L’application de cette pratique décisionnelle de l’autorité européenne de concurrence au logement social a conduit à déstabiliser en profondeur le modèle économique du logement social aux Pays-Bas.
Plus grave, elle a donné un signal clair et ouvert une brèche pour les opérateurs privés, par la constestation systématique des régimes d’aide au logement social au Luxembourg, Belgique, Suède et dernièrement en France par les deux plaintes de l’UNPI (Union nationale de la Propriété Immobilière).
C’est une première victoire du droit sur l’arbitraire d’une vision exclusivement résiduelle des services sociaux portée par la Commission en qualité d’autorité de concurrence.
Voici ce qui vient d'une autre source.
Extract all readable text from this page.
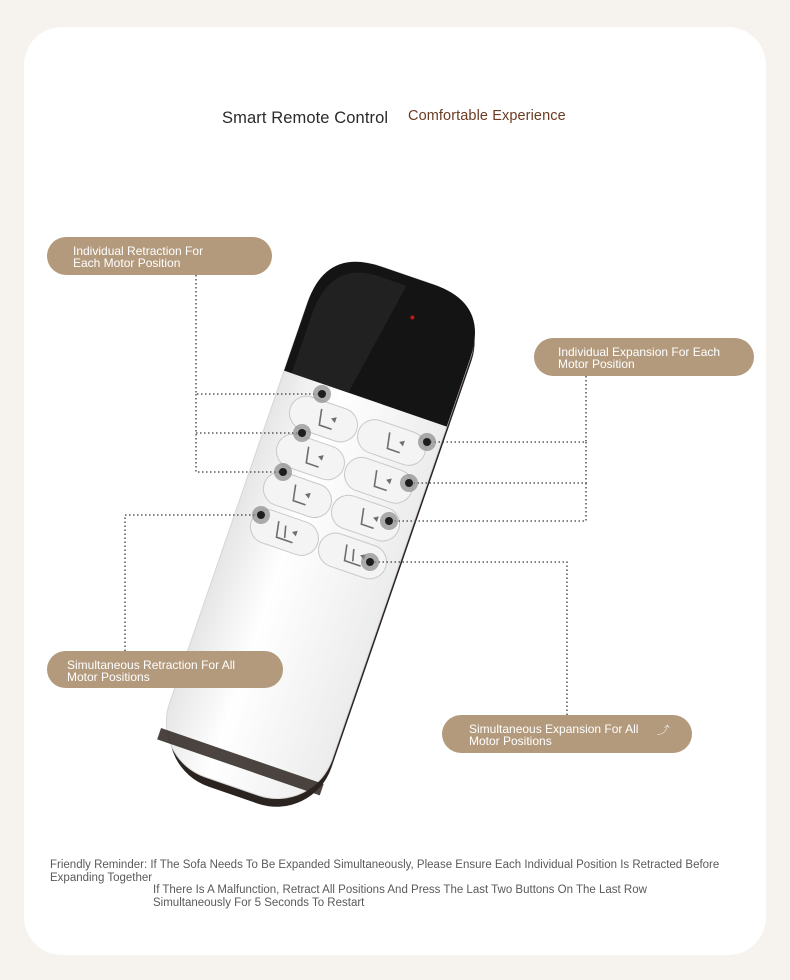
Smart Remote Control Comfortable Experience
Individual Retraction For
Each Motor Position
Individual Expansion For Each
Motor Position
Simultaneous Retraction For All
Motor Positions
Simultaneous Expansion For All
Motor Positions
⤴
Friendly Reminder: If The Sofa Needs To Be Expanded Simultaneously, Please Ensure Each Individual Position Is Retracted Before Expanding Together
If There Is A Malfunction, Retract All Positions And Press The Last Two Buttons On The Last Row Simultaneously For 5 Seconds To Restart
L’Union sociale pour l’habitat et Housing Europe, fédération européenne du logement social, soutiendront les organismes de logement social néerlandais dans leur nouvelle action auprès du Tribunal de première instance pour contester le bien fondé de cette pratique décisionnelle de la Commission en matière de missions d’intérêt général imparties aux organismes de logement social par les Etats-Membres.
Rappel du "Dutch case"
En 2002, le gouvernement néerlandais notifie son régime d’aides d’état applicable aux entreprises de logement social pour être en conformité avec le droit communautaire.
A cette occasion, la Commission européenne remet en cause le périmètre d’intervention des bailleurs sociaux et impose sa définition du logement social en tant que service d’intérêt général : "parce que le service est social, il doit être défini en lien direct avec les personnes défavorisées".
Face à cette remise en cause de leur modèle social, les Pays Bas, où le secteur du logement social est ouvert à tous et représente un stock important de logements locatifs, retire sa notification.
La Commission, renforcée dans son action par le dépôt d’une plainte d’opérateurs privés, instruit ce dossier et sollicite lors de ses négociations avec les Pays Bas, une réforme du système d’aides accordées aux bailleurs sociaux. Cela conduit à la mise en place de critères d’accès selon les ressources et à une redéfinition du périmètre "social" d’action des entreprises concernées.
Cette décision, qui est loin de faire l’unanimité dans ce pays, et qui a même conduit à l’introduction d’un Protocole spécifique dans le Traité de Lisbonne (protocole 26 TFUE), a obligé les bailleurs sociaux à introduire un recours contre cette décision de la Commission validant la réforme nationale.
Si le Tribunal de Première Instance a rejeté l’intervention des bailleurs, au motif de leur absence d’intérêt à agir, la Cour se prononce aujourd’hui sur un pourvoi de leur part.
Il faut d’ailleurs noter, que les conclusions de l’avocat général sanctionnent le Tribunal et demandent le renvoi devant celui ci pour statuer sur le fond de l’affaire.
La cour a déclaré le pourvoi recevable et les entreprises de logement social sont fondées à remettre en cause la décision de la Commission.
Le juge européen va donc être amené à se prononcer enfin sur la question du pouvoir de la Commission européenne sur la définition du service d’intérêt général.
L’Union sociale pour l’Habitat, qui avait soutenu ses homologue néerlandais en première instance en se constituant partie prenante, salue cette décision de la Cour qui permettra enfin de clarifier la notion de "social" pour le logement en droit communautaire et pour l’ensemble des services sociaux.
Dans l’attente d’un arrêt sur le fond, cette décision est l’occasion de revenir sur l’ensemble de ce contentieux, sur les conditions d’application des règles des aides d’état au logement social et aux services d’intérêt général et sur les autres contentieux existants en la matière.